There were at least five other robberies last year, reported by the Rotorua Daily Post, in which the offenders stole or attempted to steal cigarettes.
Many shop owners approached by the Rotorua Daily Post were too nervous to comment publicly but agreed there was an increased risk of violence due to the price increase of cigarettes and said they had done everything they could to stay safe.
Since January 2010, the Government has increased tobacco excise by at least CPI plus 10 per cent each year. The current series of tax increases are scheduled to end in 2020.
New Zealand Taxpayers' Union said it was opposed to the continued annual increases in tobacco taxes.
Executive director Jordan Williams said the union's report from last summer, Up in Smoke: The Social Cost of Tobacco Excise, found that pack-a-day smokers were $3000 worse off each year compared to 2010.
"Tobacco tax increases are becoming less and less effective at reducing smoking rates as the level of tax increases, while predominantly poor communities are put under increased financial pressure.
"Naturally, the burden of tobacco tax is now driving increases in burglaries and robberies to feed the black market."
He said while there was no official data on the number of robberies directly linked to tobacco tax increases, the number of recorded robberies increased by 26.6 per cent between 2014 and 2017, when the report was published.
"And there's been a significant increase in concerns from tobacco retailers. It's quite clear that tobacco tax increases are having an impact on the safety of small shop owners.
Advocacy organisation Crime Prevention Group, which represents dairy, petrol station and shop owners, believed shop owners were fed up with the rising crime attributed to cigarette prices.

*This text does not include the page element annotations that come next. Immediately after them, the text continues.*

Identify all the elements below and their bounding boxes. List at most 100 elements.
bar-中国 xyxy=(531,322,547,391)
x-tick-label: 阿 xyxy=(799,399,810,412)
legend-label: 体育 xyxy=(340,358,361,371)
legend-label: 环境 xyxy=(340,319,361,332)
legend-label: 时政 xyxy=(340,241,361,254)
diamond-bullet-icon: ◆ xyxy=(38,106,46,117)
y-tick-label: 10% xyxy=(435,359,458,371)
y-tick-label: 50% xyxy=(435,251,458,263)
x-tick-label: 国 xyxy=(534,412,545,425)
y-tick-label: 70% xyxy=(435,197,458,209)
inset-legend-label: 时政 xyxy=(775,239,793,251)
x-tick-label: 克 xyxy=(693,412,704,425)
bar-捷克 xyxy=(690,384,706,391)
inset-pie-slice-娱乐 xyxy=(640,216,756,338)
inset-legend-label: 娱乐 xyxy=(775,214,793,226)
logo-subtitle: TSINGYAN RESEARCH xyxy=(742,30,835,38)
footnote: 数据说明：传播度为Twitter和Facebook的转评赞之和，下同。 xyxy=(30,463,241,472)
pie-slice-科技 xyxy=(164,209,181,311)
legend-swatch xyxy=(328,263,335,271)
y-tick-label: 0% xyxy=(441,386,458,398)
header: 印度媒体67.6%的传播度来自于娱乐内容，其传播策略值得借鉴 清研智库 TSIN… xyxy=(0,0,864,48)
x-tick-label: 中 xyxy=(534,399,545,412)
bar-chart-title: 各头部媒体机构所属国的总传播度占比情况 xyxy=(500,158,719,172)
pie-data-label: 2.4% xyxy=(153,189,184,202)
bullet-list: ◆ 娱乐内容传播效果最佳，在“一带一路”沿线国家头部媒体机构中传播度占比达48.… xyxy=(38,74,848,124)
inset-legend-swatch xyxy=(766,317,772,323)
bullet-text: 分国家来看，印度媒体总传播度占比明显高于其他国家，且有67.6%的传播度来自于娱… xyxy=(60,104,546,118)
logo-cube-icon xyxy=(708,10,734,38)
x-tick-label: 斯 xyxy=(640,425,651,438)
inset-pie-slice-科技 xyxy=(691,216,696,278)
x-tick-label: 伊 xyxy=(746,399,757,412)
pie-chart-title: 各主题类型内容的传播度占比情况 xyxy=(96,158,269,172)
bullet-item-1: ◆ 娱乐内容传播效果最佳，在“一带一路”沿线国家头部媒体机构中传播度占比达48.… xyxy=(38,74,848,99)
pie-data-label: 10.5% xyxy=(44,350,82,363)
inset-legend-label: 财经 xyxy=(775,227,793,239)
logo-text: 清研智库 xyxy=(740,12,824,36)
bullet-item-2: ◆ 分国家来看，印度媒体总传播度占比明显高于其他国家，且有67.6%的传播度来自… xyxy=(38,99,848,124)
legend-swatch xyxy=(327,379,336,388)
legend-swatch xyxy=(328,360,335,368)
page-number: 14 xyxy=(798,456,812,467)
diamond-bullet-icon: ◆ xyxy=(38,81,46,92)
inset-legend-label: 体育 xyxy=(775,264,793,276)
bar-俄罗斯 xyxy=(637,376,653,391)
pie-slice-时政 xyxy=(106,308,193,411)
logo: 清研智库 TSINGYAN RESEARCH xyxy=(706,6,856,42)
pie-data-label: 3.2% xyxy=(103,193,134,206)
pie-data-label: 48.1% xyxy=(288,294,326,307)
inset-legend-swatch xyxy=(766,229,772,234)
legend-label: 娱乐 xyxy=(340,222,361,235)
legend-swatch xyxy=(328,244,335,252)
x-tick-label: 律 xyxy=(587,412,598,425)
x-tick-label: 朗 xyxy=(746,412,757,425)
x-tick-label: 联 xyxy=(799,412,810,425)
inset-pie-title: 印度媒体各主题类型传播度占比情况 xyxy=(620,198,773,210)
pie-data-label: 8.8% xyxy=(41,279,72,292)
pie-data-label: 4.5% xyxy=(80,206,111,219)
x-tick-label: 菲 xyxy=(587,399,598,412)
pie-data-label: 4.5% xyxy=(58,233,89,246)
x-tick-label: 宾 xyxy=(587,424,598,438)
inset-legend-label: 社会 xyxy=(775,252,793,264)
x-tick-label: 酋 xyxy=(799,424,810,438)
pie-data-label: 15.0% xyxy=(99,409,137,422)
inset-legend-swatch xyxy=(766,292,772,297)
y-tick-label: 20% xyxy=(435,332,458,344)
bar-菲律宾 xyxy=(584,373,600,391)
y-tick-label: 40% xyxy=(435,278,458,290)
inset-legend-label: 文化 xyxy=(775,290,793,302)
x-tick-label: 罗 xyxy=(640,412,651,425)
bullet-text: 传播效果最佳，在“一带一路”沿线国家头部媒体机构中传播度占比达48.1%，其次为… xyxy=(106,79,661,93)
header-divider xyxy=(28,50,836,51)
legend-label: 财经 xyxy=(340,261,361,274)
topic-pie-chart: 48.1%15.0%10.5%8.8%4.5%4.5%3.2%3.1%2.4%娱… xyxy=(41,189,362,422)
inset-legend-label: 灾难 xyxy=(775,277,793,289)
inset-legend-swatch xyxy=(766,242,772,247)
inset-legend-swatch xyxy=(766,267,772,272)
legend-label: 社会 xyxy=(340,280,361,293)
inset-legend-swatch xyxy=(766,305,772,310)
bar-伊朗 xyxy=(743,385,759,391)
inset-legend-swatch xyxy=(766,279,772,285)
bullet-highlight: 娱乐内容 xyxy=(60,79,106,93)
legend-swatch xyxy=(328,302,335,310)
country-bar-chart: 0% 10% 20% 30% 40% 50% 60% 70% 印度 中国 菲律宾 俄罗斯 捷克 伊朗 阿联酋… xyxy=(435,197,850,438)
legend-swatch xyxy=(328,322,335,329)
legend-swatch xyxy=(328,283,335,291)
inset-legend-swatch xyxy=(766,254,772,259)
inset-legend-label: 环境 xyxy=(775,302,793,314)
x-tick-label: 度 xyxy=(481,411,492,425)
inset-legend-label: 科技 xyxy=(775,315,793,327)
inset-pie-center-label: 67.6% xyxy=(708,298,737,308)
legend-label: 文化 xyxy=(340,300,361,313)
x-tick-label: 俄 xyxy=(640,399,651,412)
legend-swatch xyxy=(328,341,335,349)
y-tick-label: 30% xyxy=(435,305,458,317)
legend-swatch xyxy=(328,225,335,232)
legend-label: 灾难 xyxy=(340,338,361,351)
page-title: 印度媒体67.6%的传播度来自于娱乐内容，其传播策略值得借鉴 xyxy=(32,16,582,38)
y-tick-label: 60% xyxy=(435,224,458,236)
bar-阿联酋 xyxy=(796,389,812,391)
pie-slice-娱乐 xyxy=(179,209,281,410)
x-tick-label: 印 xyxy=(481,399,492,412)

President Sunny Kaushal said the rising price of cigarettes had become a motivator for robberies which has resulted in shop owners being fearful of their safety.
"Offenders are finding it an easy target to go to the dairies and attack the owners."
He said the cigarette tax increasing hadn't delivered the objectives that the Government wanted to make New Zealand smokefree by 2025.
"People are still buying it and compromising buying other stuff so it has opened up a lot more problems than solutions."